La tendance jurisprudentielle est claire : l’affichage obligatoire n’est pas une option. Il doit être traité avec le même sérieux que le règlement intérieur. Nous conseillons une vérification trimestrielle et une mise à jour systématique en cas de changement législatif.
6. Modèle d’affichage conforme (2026)
Voici un modèle type reprenant les mentions obligatoires. Vous pouvez le reproduire sur un support A3 :
🔴 AFFICHAGE OBLIGATOIRE – HARCÈLEMENT SEXUEL (art. L. 1153-5, D. 1153-1)
Définition : Le harcèlement sexuel est constitué par des propos ou comportements à connotation sexuelle répétés, ou toute forme de pression grave (art. L. 1153-1).
Sanction pénale : 3 ans d’emprisonnement et 45 000 € d’amende (art. 222-33 CP).

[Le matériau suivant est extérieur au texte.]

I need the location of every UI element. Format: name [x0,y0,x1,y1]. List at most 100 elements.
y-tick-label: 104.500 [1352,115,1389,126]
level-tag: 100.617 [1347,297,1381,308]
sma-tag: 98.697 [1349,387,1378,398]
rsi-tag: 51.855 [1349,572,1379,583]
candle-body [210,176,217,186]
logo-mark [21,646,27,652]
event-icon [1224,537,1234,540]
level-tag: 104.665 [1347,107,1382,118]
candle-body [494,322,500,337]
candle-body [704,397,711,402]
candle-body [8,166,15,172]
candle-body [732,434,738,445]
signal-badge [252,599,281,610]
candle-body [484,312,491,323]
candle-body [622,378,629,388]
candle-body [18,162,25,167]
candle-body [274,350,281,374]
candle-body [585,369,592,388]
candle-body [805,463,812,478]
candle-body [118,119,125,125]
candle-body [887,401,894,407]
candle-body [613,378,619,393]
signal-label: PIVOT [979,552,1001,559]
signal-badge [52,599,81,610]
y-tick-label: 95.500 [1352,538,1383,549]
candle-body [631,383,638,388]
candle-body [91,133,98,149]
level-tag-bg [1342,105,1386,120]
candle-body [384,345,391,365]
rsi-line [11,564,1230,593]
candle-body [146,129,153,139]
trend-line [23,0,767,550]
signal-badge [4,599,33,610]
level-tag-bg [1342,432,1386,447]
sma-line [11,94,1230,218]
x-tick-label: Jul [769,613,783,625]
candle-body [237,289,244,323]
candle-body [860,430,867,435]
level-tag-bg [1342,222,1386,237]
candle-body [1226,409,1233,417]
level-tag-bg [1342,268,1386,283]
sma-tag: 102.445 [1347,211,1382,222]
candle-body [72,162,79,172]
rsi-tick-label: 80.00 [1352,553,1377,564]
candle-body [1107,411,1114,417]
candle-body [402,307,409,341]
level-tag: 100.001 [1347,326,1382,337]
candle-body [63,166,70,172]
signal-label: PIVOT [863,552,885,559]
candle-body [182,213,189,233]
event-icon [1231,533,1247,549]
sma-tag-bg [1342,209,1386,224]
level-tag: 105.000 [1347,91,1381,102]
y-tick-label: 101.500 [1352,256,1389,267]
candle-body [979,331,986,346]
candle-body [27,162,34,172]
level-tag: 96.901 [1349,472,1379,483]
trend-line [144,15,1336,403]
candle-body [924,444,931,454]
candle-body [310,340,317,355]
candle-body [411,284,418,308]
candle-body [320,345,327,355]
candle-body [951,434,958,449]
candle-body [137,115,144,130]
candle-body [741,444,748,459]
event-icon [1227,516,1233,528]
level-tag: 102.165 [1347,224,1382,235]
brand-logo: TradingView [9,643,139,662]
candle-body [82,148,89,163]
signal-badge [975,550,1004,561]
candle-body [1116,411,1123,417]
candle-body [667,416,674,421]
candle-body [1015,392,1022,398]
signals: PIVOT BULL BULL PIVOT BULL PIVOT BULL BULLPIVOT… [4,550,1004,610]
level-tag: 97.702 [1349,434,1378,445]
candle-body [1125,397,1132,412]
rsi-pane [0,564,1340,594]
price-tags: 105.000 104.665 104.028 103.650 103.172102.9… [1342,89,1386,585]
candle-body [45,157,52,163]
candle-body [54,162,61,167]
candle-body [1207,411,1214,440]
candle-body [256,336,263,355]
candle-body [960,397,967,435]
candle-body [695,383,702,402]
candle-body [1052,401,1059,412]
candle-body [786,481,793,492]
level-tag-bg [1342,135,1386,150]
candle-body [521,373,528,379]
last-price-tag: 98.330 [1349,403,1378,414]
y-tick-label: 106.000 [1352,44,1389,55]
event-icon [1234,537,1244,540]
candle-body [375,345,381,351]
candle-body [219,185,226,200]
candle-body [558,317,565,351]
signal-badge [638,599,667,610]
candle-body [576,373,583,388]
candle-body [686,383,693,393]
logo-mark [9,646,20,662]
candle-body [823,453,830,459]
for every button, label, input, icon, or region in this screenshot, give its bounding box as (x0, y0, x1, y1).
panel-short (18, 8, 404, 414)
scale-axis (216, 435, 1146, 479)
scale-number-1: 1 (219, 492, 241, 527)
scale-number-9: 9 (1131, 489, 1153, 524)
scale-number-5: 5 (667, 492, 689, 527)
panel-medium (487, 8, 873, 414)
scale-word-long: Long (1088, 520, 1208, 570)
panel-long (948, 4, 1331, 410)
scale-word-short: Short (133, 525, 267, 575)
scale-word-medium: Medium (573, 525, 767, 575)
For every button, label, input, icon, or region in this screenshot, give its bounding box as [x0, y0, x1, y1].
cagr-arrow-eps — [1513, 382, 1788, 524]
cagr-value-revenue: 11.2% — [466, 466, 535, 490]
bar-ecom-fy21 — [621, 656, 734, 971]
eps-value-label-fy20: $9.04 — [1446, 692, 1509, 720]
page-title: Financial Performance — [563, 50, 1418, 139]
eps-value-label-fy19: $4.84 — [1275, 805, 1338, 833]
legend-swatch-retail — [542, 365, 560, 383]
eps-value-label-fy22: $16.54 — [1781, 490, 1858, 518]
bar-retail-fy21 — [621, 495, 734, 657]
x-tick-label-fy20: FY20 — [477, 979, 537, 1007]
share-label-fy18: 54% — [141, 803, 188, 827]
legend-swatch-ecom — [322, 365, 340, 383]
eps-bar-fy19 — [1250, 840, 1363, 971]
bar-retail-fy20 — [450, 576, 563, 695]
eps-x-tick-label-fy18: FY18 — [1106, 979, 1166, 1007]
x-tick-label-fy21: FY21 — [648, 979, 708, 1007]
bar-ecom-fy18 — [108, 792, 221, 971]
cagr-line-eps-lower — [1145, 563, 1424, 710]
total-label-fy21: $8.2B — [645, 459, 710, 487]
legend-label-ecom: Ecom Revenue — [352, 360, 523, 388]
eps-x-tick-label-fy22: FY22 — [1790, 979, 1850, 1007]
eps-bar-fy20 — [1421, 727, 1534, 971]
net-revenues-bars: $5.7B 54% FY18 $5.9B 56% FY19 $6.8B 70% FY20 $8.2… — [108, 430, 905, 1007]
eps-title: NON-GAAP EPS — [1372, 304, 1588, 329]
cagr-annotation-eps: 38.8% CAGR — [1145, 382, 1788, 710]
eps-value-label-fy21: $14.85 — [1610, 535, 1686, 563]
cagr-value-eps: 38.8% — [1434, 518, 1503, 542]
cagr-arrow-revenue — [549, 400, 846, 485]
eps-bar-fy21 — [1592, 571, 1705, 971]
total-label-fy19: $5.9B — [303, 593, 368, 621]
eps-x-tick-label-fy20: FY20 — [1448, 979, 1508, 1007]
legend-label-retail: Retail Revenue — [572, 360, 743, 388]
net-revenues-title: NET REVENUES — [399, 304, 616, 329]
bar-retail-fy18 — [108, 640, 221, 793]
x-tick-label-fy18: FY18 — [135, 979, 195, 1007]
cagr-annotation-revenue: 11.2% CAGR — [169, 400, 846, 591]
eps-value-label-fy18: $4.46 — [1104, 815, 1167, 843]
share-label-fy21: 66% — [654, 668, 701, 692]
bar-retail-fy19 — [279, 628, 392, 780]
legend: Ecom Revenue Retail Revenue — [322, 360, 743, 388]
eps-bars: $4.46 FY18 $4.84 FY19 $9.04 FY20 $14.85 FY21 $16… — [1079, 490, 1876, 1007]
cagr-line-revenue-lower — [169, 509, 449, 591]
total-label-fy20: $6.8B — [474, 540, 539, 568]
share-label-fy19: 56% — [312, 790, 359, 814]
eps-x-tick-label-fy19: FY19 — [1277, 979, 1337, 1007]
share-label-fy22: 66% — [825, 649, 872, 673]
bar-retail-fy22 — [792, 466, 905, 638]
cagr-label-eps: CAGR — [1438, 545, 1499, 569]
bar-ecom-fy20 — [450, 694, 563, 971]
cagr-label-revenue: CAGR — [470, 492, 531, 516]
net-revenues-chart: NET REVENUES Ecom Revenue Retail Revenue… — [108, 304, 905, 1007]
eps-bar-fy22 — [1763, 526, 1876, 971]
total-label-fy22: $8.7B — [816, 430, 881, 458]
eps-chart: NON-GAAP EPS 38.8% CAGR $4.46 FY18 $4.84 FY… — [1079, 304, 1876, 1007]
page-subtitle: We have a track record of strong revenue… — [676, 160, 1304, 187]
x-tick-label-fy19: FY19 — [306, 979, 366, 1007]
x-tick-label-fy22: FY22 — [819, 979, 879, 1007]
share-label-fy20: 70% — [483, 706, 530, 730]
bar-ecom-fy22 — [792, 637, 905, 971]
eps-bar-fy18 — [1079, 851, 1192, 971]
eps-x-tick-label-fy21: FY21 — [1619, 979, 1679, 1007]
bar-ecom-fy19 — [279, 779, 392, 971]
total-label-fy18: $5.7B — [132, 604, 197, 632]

Recours : Inspection du travail (adresse locale) – Défenseur des droits (09 69 39 00 00) – 3919 (violences femmes) – 114 (SMS).
QR code : [insérer QR code vers harcèlement-sexuel.gouv.fr]
Mise à jour : janvier 2026 – Employeur : [Nom]
7. Questions fréquentes (FAQ)
8. Recommandations de l’avocat
Au vu de l’évolution législative et jurisprudentielle, je ne saurais trop insister sur l’importance d’un affichage rigoureux. Au-delà de l’aspect répressif, c’est un signal fort envoyé aux salariés : l’employeur prend au sérieux la prévention du harcèlement sexuel.
⚖️ Verdict de l’expert
L’affichage obligatoire harcèlement sexuel en 2026 ne tolère aucun laxisme. Mettez à jour vos panneaux dès aujourd’hui, vérifiez la conformité des mentions et formez vos équipes. Un manquement peut coûter bien plus qu’une amende : votre responsabilité pénale et civile est en jeu.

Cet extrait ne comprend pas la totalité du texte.